Create not-random missing values related to temporal dynamics (MNAR-t case). In particular, the missingness is generated by an intensity function f(t) = exp(3*torch.sin(cycle*t + pos)). This case mainly follows the setting in https://hawkeslib.readthedocs.io/en/latest/tutorial.html.

Parameters:
  • X (Union[ndarray, Tensor]) – Data vector. If X has any missing values, they should be numpy.nan.

  • cycle (float) – The cycle of the used intensity function

  • pos (float) – The displacement of the used intensity function

  • scale (float) – The scale number to control the missing rate

Returns:

corrupted_X – Original X with artificial missing values. Both originally-missing and artificially-missing values are left as NaN.

Return type:

array-like

pygrinder.calc_missing_rate(X)[source]#

Calculate the originally missing rate of the raw data.

Parameters:

X (Union[ndarray, Tensor]) – Data array that may contain missing values.

Returns:

The originally missing rate of the raw data. Its value should be in the range [0,1].

Return type:

originally_missing_rate,

pygrinder.masked_fill(X, mask, val)[source]#

Like torch.Tensor.masked_fill(), fill elements in given X with val where mask is True.

Parameters:
Returns:

Mask filled X.

Return type:

filled_X

pygrinder.fill_and_get_mask(X, nan=0)[source]#

Fill missing values in X with nan and return the missing mask.

Parameters:
  • X (Union[Tensor, ndarray]) – Data with missing values

  • nan (int/float, optional, default=0) – Value used to fill NaN values.
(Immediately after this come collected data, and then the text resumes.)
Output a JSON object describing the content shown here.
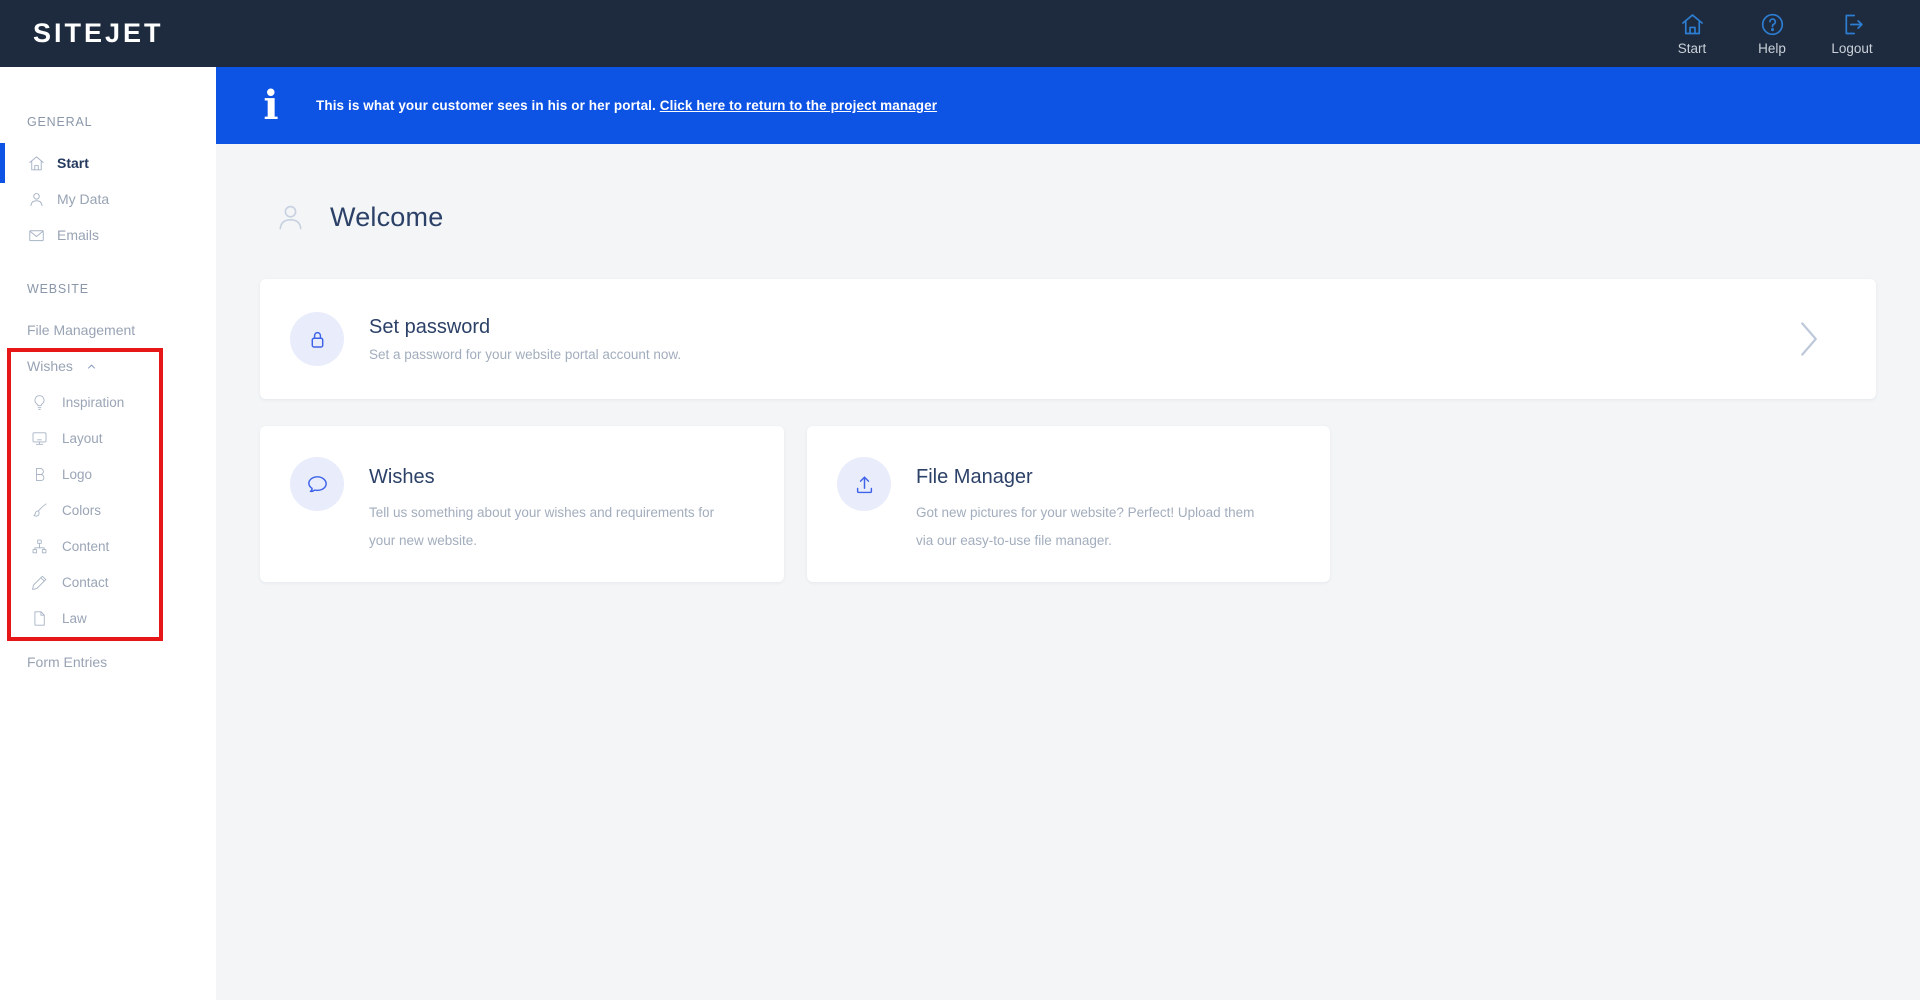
{
  "topbar": {
    "logo": "SITEJET",
    "nav": [
      {
        "label": "Start",
        "icon": "home-icon"
      },
      {
        "label": "Help",
        "icon": "help-circle-icon"
      },
      {
        "label": "Logout",
        "icon": "logout-icon"
      }
    ]
  },
  "banner": {
    "info_glyph": "i",
    "icon": "info-icon",
    "message": "This is what your customer sees in his or her portal.",
    "link_label": "Click here to return to the project manager"
  },
  "sidebar": {
    "general_title": "GENERAL",
    "general_items": [
      {
        "label": "Start",
        "icon": "home-icon",
        "active": true
      },
      {
        "label": "My Data",
        "icon": "user-icon",
        "active": false
      },
      {
        "label": "Emails",
        "icon": "envelope-icon",
        "active": false
      }
    ],
    "website_title": "WEBSITE",
    "file_management_label": "File Management",
    "wishes_label": "Wishes",
    "wishes_expanded": true,
    "wishes_submenu": [
      {
        "label": "Inspiration",
        "icon": "lightbulb-icon"
      },
      {
        "label": "Layout",
        "icon": "monitor-icon"
      },
      {
        "label": "Logo",
        "icon": "logo-b-icon"
      },
      {
        "label": "Colors",
        "icon": "paintbrush-icon"
      },
      {
        "label": "Content",
        "icon": "sitemap-icon"
      },
      {
        "label": "Contact",
        "icon": "pen-icon"
      },
      {
        "label": "Law",
        "icon": "document-icon"
      }
    ],
    "form_entries_label": "Form Entries"
  },
  "main": {
    "welcome_title": "Welcome",
    "welcome_icon": "user-icon",
    "set_password_card": {
      "icon": "lock-icon",
      "title": "Set password",
      "description": "Set a password for your website portal account now."
    },
    "wishes_card": {
      "icon": "speech-bubble-icon",
      "title": "Wishes",
      "description": "Tell us something about your wishes and requirements for your new website."
    },
    "file_manager_card": {
      "icon": "upload-icon",
      "title": "File Manager",
      "description": "Got new pictures for your website? Perfect! Upload them via our easy-to-use file manager."
    }
  },
  "annotation": {
    "highlight_box_color": "#e81717"
  },
  "colors": {
    "topbar_bg": "#1e2b3e",
    "banner_bg": "#0d53e4",
    "topbar_icon_blue": "#2d7ed3",
    "accent_blue": "#0d53e4",
    "card_icon_blue": "#3f63e8",
    "heading_navy": "#2c4168",
    "muted_text": "#9aa5b6",
    "main_bg": "#f3f5f7",
    "highlight_red": "#e81717"
  }
}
Only valid when return_masks is True. If return_masks is False, the NaN values will be kept as NaN.

Return type:

Union[Tuple[ndarray, ...], Tuple[Tensor, ...]]

Returns:

  • X – Original X with artificial missing values. X is for model input. Both originally-missing and artificially-missing values are filled with given parameter nan.

  • missing_mask – The mask indicates all missing values in X. In it, 1 indicates observed values, and 0 indicates missing values.

pygrinder.fill_and_get_mask_torch(X, nan=0)[source]#

Fill missing values in torch tensor X with nan and return the missing mask.

Parameters:
  • X (Tensor) – Time series data generated from X_intact, with artificially missing values added.

  • nan (int/float, optional, default=0) – Value used to fill NaN values. Only valid when return_masks is True. If return_masks is False, the NaN values will be kept as NaN.

Return type:

Tuple[Tensor, ...]

Returns:

  • X – Original X with artificial missing values. X is for model input. Both originally-missing and artificially-missing values are filled with given parameter nan.

  • missing_mask – The mask indicates all missing values in X. In it, 1 indicates observed values, and 0 indicates missing values.

pygrinder.fill_and_get_mask_numpy(X, nan=0)[source]#

Fill missing values in numpy array X with nan and return the missing mask.

Parameters:
  • X (np.ndarray) – Time series data generated from X_intact, with artificially missing values added.

  • nan (int/float, optional, default=0) – Value used to fill NaN values. Only valid when return_masks is True. If return_masks is False, the NaN values will be kept as NaN.

Return type:

Tuple[ndarray, ...]

Returns:

  • X – Original X with artificial missing values. X is for model input. Both originally-missing and artificially-missing values are filled with given parameter nan.

  • missing_mask – The mask indicates all missing values in X. In it, 1 indicates observed values, and 0 indicates missing values.